Le libre choix

Notre parti croit en un avenir commun dans lequel nos différences sont respectées et nos similitudes valorisées. Nous voulons construire une société dans laquelle un juge pourra porter un foulard islamique ou une kippa juive, et un officier de police arborer un turban sikh et/ou une barbe. Nous voulons créer une société dans laquelle les citoyens jouissent du libre choix de leurs croyances et de leur tenue vestimentaire. Dans une telle société, aucune femme ne se sentira plus intimidée ou lésée parce qu’elle décide de couvrir entièrement son corps ou de porter une mini-jupe et un haut court. L’espace public doit être un havre pour la diversité et tous les choix doivent être traités avec égalité et respect.

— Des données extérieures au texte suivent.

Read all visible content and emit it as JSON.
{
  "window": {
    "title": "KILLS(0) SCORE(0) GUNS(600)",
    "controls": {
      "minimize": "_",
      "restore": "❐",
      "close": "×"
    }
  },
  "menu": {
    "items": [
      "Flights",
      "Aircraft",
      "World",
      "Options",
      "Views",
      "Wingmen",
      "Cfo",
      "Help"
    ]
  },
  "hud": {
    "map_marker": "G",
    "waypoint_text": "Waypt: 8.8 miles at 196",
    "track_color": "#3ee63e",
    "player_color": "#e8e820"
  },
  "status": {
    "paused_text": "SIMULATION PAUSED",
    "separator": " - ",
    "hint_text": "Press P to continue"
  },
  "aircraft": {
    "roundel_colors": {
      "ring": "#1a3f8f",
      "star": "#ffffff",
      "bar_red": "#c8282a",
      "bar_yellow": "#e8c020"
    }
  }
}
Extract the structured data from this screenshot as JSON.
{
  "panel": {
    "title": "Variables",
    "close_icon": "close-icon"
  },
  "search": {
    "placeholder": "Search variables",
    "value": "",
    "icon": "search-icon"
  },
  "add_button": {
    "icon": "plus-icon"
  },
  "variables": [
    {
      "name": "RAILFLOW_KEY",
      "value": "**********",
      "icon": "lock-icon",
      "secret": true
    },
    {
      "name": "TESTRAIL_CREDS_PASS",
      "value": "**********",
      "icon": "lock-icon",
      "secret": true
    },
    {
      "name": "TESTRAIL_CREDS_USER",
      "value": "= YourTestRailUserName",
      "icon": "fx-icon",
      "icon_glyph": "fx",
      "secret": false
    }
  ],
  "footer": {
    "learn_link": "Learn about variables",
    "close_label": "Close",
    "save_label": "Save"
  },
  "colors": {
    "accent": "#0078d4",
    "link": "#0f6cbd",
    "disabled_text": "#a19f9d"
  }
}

Personne ne devrait se retrouver sans emploi à cause de son apparence ou de ses croyances religieuses, philosophiques, ou de ses convictions politiques. Personne ne devrait être exclu à cause de son genre, de son orientation sexuelle, ou de son mode de vie. La liberté de choix doit devenir la norme dans toute la société. C’est pourquoi nous préconisons :

  • La suppression de toutes les mesures qui limitent le port du foulard islamique, que ce soit dans le secteur public ou privé.
  • La permission de porter des symboles religieux dans n’importe quel contexte et à n’importe quel moment, qu’on soit musulman, chrétien, juif, sikh ou d’une autre religion ou tendance philosophique.
  • L’autorisation de l’abattage halal et casher. Nous nous opposons fermement à toute instrumentalisation de la question du bien-être animal à des fins de stigmatisation de la communauté musulmane, comme c’est le cas actuellement. Pour cette raison, nous prônons un moratoire sur l’interdiction de l’abattage rituel, aussi longtemps que la société ne sera pas prête à mettre fin aux autres pratiques qui engendrent de la souffrance animale (chasse, élevage intensif, gavage des oies, destruction massive des poussins, expérimentation animale dans le cadre de la recherche cosmétique, etc.). Ceci est pour nous un préalable indispensable à toute réouverture du débat sur l’abattage rituel, débat qui ne pourra être mené qu’en y associant les communautés religieuses et des experts scientifiques, à même d’éclairer les discussions sur la réalité – ou non – d’un surcroît de souffrance occasionné par l’abattage rituel, par rapport à l’abattage classique (les scientifiques ayant jusqu’à présent été tenus à l’écart de ce débat, preuve de la tournure plus idéologique que rationnelle que ce dernier a prise jusqu’à présent). Précisons enfin que ce débat devra se tenir dans un cadre respectueux de la Convention européenne des droits de l’homme, qui garantit les libertés religieuses.
  • Une tolérance zéro, qui se traduira par des amendes élevées, pour tout fait de harcèlement, d’intimidation sexuelle, ou toute manifestation d'intolérance, aussi bien dans l’espace public que dans la sphère privée.
  • Un nouveau modèle dans lequel les religions et convictions philosophiques reconnues peuvent s’organiser elles-mêmes à tous les échelons et dans le cadre de l’Etat de droit et de la Constitution. L’Etat doit traiter les religions reconnues de manière égale, et ce dans le respect de leurs diversités internes.
  • La possibilité, pour les élèves de l’enseignement public, d’opter pour un menu végétarien lorsqu’un menu carné est proposé à la cantine.
  • Le rétablissement des 2 h de cours de religion dans l’enseignement officiel.